In the context of the DCOS, this means that you will be able to get even more bang for your bucks: more applications with the same hardware investments or lower TCO.

Persistent volumes

Mesos now provides a mechanism to create a persistent volume from disk resources. Up to 0.23, stateful services such as distributed filesystems (HDFS, Quobyte, etc.), NoSQL databases (Cassandra, ArangoDB, etc.) and message queues like Kafka had to use out-of-band techniques — network-mounted EBS volumes or unmanaged disk resources in a well-known location, for example — to store their data within Mesos.

With persistent volumes, these stateful services have now become first-class citizens, making the life easier for DCOS service developers and providing a more robust experience for DCOS end-users.

Dynamic reservations

Experimental support for dynamically reserving resources on specific Mesos slaves has been added with 0.23: rather than requiring a human operator to upfront specify a fixed, pre-calculated set of static reservations on slave startup, a DCOS service can now reserve resources as they are being offered, without requiring a slave restart. No breaking changes were introduced with dynamic reservation, which means the existing static reservation mechanism continues to be fully supported.

This new feature means for DCOS operators less manual interventions when business requirements change priorities concerning the cluster usage.

And even more …

Other noteworthy improvements with 0.23 include:

  • Per-container network isolation. Mesos now provides support for per-container network monitoring and isolation. Network isolation prevents a single container from exhausting the available network ports, consuming an unfair share of the network bandwidth or significantly delaying packet transmission for others.
  • SSL. Encrypting traffic between the Mesos master and its slaves and services is important for information security, as it prevents eavesdropping and impersonation.
  • Fetcher caching. The fetcher can be instructed to cache URI downloads in a dedicated directory for reuse by subsequent downloads.

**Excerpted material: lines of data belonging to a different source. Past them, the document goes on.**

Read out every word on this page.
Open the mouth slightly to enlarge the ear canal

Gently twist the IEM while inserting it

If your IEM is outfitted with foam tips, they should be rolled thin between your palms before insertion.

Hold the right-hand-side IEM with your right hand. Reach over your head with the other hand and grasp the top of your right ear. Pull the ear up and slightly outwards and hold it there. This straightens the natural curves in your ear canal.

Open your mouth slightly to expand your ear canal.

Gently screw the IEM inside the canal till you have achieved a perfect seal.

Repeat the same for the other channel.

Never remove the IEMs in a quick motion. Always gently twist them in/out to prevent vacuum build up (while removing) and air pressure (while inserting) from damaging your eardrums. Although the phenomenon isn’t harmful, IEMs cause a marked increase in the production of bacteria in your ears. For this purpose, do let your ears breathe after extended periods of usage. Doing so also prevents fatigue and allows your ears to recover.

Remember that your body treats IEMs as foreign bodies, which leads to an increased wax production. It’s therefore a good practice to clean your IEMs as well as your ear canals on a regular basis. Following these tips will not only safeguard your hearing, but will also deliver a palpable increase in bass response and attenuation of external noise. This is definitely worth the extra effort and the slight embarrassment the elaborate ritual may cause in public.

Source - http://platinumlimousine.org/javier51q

Hundreds of other bug fixes/improvements are included in Mesos 0.23.0 and rolling upgrades from a Mesos 0.22.x cluster to Mesos 0.23 are straightforward, but there are a few caveats/deprecations.

While some of the above mentioned features are still experimental, we aim at updating the DCOS with Mesos 0.23 in the next few weeks. Of course, you can already now download the tested packages and install on your own.